Discharge/Analysis/Description

Temporal evolution of a typical discharge of the CASTOR tokamak is shown in figure [main-param]. Before discharge, the vacuum vessel is evacuated down to the pressure of \(10^{-4}\) Pa and filled by working gas (hydrogen). After that, the power supplies are connected to the toroidal magnetic field coils. Since now, the toroidal magnetic field \(B_{tor}\) starts increasing (detailed behaviour is described in appendix [ch_appendix_Btor]). When \(B_{tor}\) reaches the range of 0.8 – 1 T (which is usually 10 – 25 ms after switching it on), the primary transformer winding is automatically connected to its power supplies (capacitor banks) and the toroidal electric field \(E_{tor}\) is induced within the vacuum vessel. The \(B_{tor}\) is measured by an open loop fixed at the top of the vessel.

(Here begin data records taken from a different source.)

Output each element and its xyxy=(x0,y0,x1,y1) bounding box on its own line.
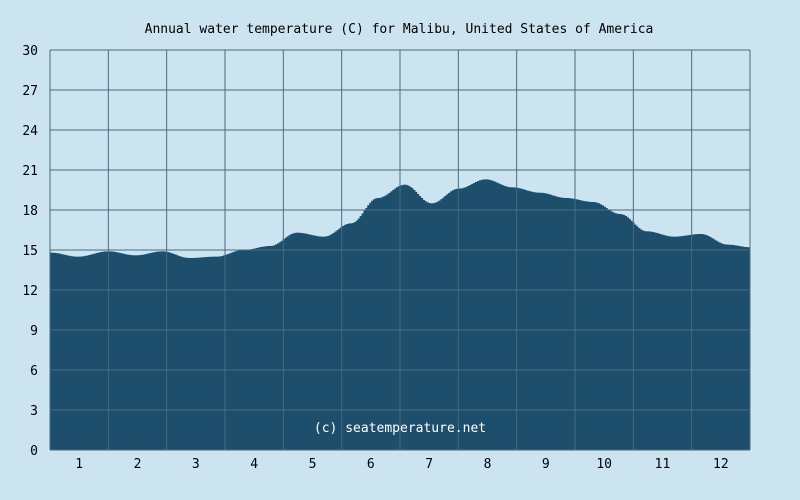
x-tick-label: 5 xyxy=(309,457,317,472)
grid xyxy=(49,49,751,451)
y-tick-label: 24 xyxy=(22,124,38,139)
y-tick-label: 15 xyxy=(22,244,38,259)
y-tick-label: 0 xyxy=(30,444,38,459)
y-tick-label: 6 xyxy=(30,364,38,379)
y-tick-label: 3 xyxy=(30,404,38,419)
y-tick-label: 27 xyxy=(22,84,38,99)
x-tick-label: 6 xyxy=(367,457,375,472)
chart-title: Annual water temperature (C) for Malibu,… xyxy=(145,22,654,37)
x-tick-label: 3 xyxy=(192,457,200,472)
x-tick-label: 9 xyxy=(542,457,550,472)
x-tick-label: 2 xyxy=(134,457,142,472)
x-tick-label: 11 xyxy=(655,457,671,472)
y-axis-ticks: 0 3 6 9 12 15 18 21 24 27 30 xyxy=(22,44,38,459)
y-tick-label: 18 xyxy=(22,204,38,219)
y-tick-label: 30 xyxy=(22,44,38,59)
y-tick-label: 9 xyxy=(30,324,38,339)
x-tick-label: 8 xyxy=(484,457,492,472)
x-tick-label: 4 xyxy=(250,457,258,472)
watermark: (c) seatemperature.net xyxy=(314,421,486,436)
x-axis-ticks: 1 2 3 4 5 6 7 8 9 10 11 12 xyxy=(75,457,728,472)
y-tick-label: 12 xyxy=(22,284,38,299)
x-tick-label: 12 xyxy=(713,457,729,472)
y-tick-label: 21 xyxy=(22,164,38,179)
x-tick-label: 10 xyxy=(596,457,612,472)
x-tick-label: 7 xyxy=(425,457,433,472)
x-tick-label: 1 xyxy=(75,457,83,472)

The measured voltage is termed a loop voltage \(U_{loop}\), its temporal evolution is shown in the second panel of figure [main-param]. The \(E_{tor}=U_{loop}/2\pi R\) starts to accelerate free electrons, which are produced by an electron gun placed in the limiter shadow. Some free electrons are always present due to the cosmic radiation,

but their amount is not sufficient for a fast and reproducible breakdown (the moment of ignition of the discharge). After breakdown, the electron density \(n_e\) increases exponentially, as shown in figure [main-param], right bottom panel. After \(\sim1\) ms from breakdown, the working gas is completely ionized. Simultaneously, the plasma current \(I_{pl}\) increases to the rate of \(2~\rm{MA}/\rm{s}\), which is determined by the primary circuit parameters. The slope \(dI_{pl}/d{\rm t}\) has to be kept relatively low to negate the skin effect, which could drive the current only on the surface of the plasma column. In this case, the radial profile of plasma current and plasma current density gets a hollow shape, plasma gets unstable and consequently disrupts.

After the plasma current reaches values of \(\sim10\) kA, it tends to remain constant for the next \(20-30\) ms. During this quasistationary phase of discharge, the loop voltage is \(2-3\) V, as shown in figure [main-param]. It is interesting to realize that the plasma current in the range of 10 kA is driven by toroidal electric field \(1~\rm{V}/\rm{m}\) only. The quasistationary phase is exploited for physical measurements. After the \(20-30\) ms, the primary winding of the transformer is set to be short circuited. The plasma current exponentially decays. This is called a soft termination of discharge or a “soft landing".